Matki, żony, czarownice to historia mądrych i zaradnych kobiet, które powinny odnosić w życiu same sukcesy, a bywały skazane na porażkę – jedynie dlatego, że kochały. To książka o miłości i zdradzie, ale przede wszystkim o wielkiej tajemnicy.
Kiedy głównej bohaterce, 40-letniej szczęśliwej mężatce, wali się jej cały uporządkowany świat, los otwiera przed nią kolejne drzwi. Asia buduje życie od nowa, a dzięki szczęśliwemu zbiegowi okoliczności poznaje przeszłość swojej rodziny i własne korzenie.
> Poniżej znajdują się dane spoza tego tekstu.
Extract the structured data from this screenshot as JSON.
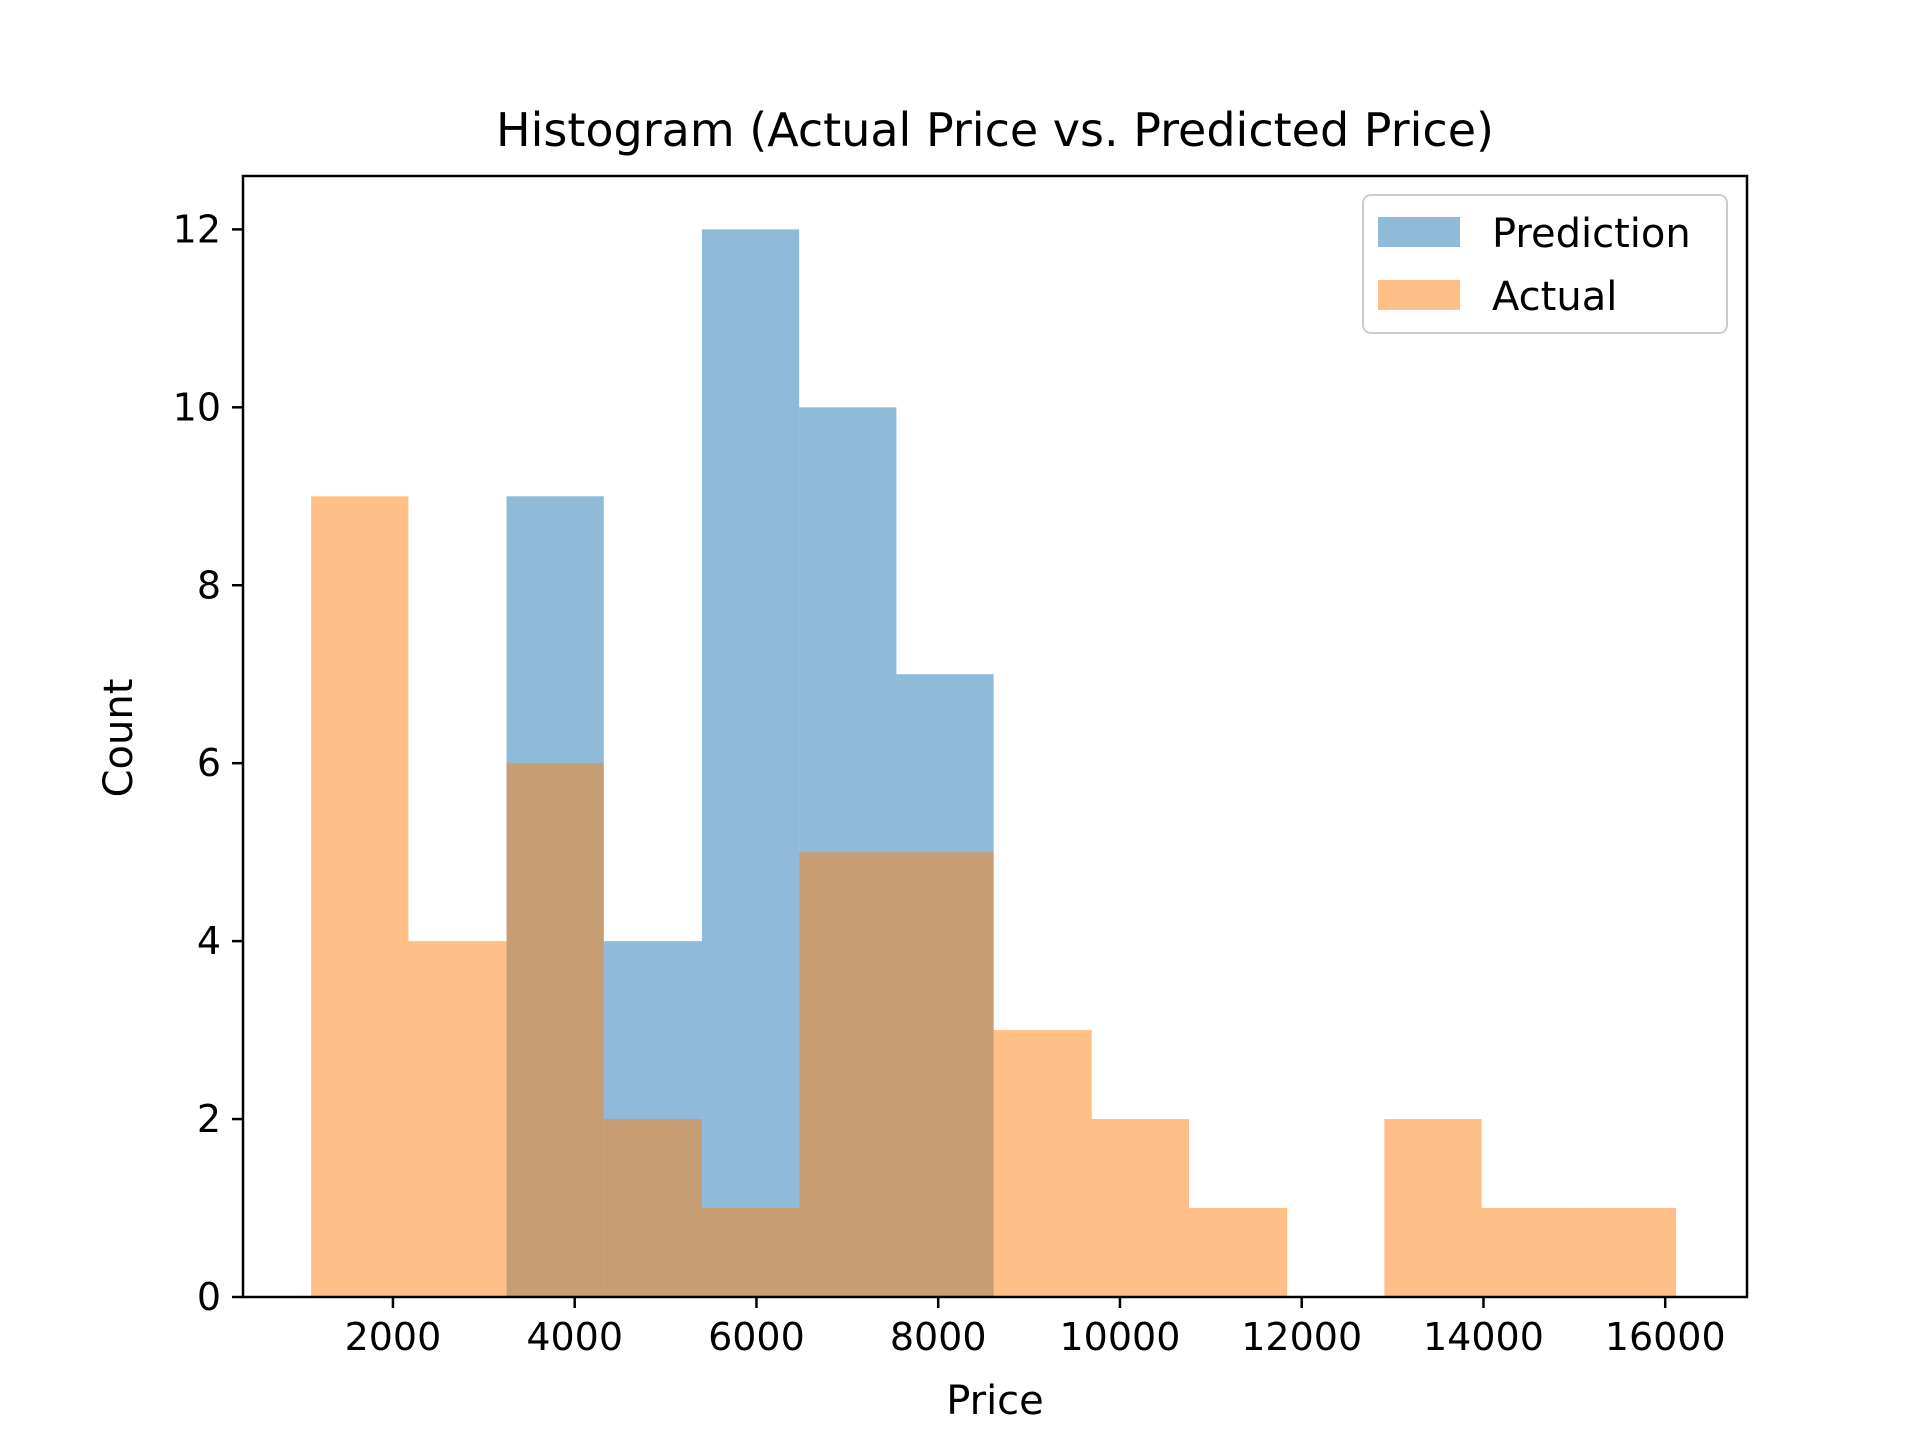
{
  "chart_data": {
    "type": "bar",
    "title": "Histogram (Actual Price vs. Predicted Price)",
    "xlabel": "Price",
    "ylabel": "Count",
    "xlim": [
      350,
      16900
    ],
    "ylim": [
      0,
      12.6
    ],
    "xticks": [
      2000,
      4000,
      6000,
      8000,
      10000,
      12000,
      14000,
      16000
    ],
    "yticks": [
      0,
      2,
      4,
      6,
      8,
      10,
      12
    ],
    "grid": false,
    "legend_position": "top-right",
    "series": [
      {
        "name": "Prediction",
        "color": "#1f77b4",
        "opacity": 0.5,
        "bin_edges": [
          3250,
          4320,
          5400,
          6470,
          7540,
          8610
        ],
        "values": [
          9,
          4,
          12,
          10,
          7
        ]
      },
      {
        "name": "Actual",
        "color": "#ff7f0e",
        "opacity": 0.5,
        "bin_edges": [
          1100,
          2170,
          3250,
          4320,
          5400,
          6470,
          7540,
          8610,
          9690,
          10760,
          11840,
          12910,
          13980,
          15050,
          16120
        ],
        "values": [
          9,
          4,
          6,
          2,
          1,
          5,
          5,
          3,
          2,
          1,
          0,
          2,
          1,
          1
        ]
      }
    ]
  }
}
Zwyczajne życie współczesnej kobiety (małżeńska zdrada, wychowanie dziecka, utrata pracy, wiązanie końca z końcem) zmienia poznanie tajemnicy, która skrywała zaskakujące losy wielu pokoleń kobiet z jej rodu. Odnaleziony po latach testament Laverny, prababki Asi, to prawdziwy majątek rodzinny, choć nie pieniądze są jego wartością.
Joanna Miszczuk (ur. 1964) – wrocławianka duchem, choć rzadko ciałem. Z wykształcenia pedagog, absolwentka Uniwersytetu Wrocławskiego. Zawodów ma wiele. Mieszkała w Niemczech, Francji i Polsce. Mówi czterema językami. Od 2009 roku mieszka i pracuje w Berlinie. Matka dorosłej córki.
Jest autorką powieści obyczajowych z rozbudowanymi wątkami historycznymi i silnymi postaciami kobiecymi: Matki, żony czarownice, Zalotnice i wiedźmy, Córki swoich matek, Wyspa, Nefrytowa szpilka i Dwie rodziny.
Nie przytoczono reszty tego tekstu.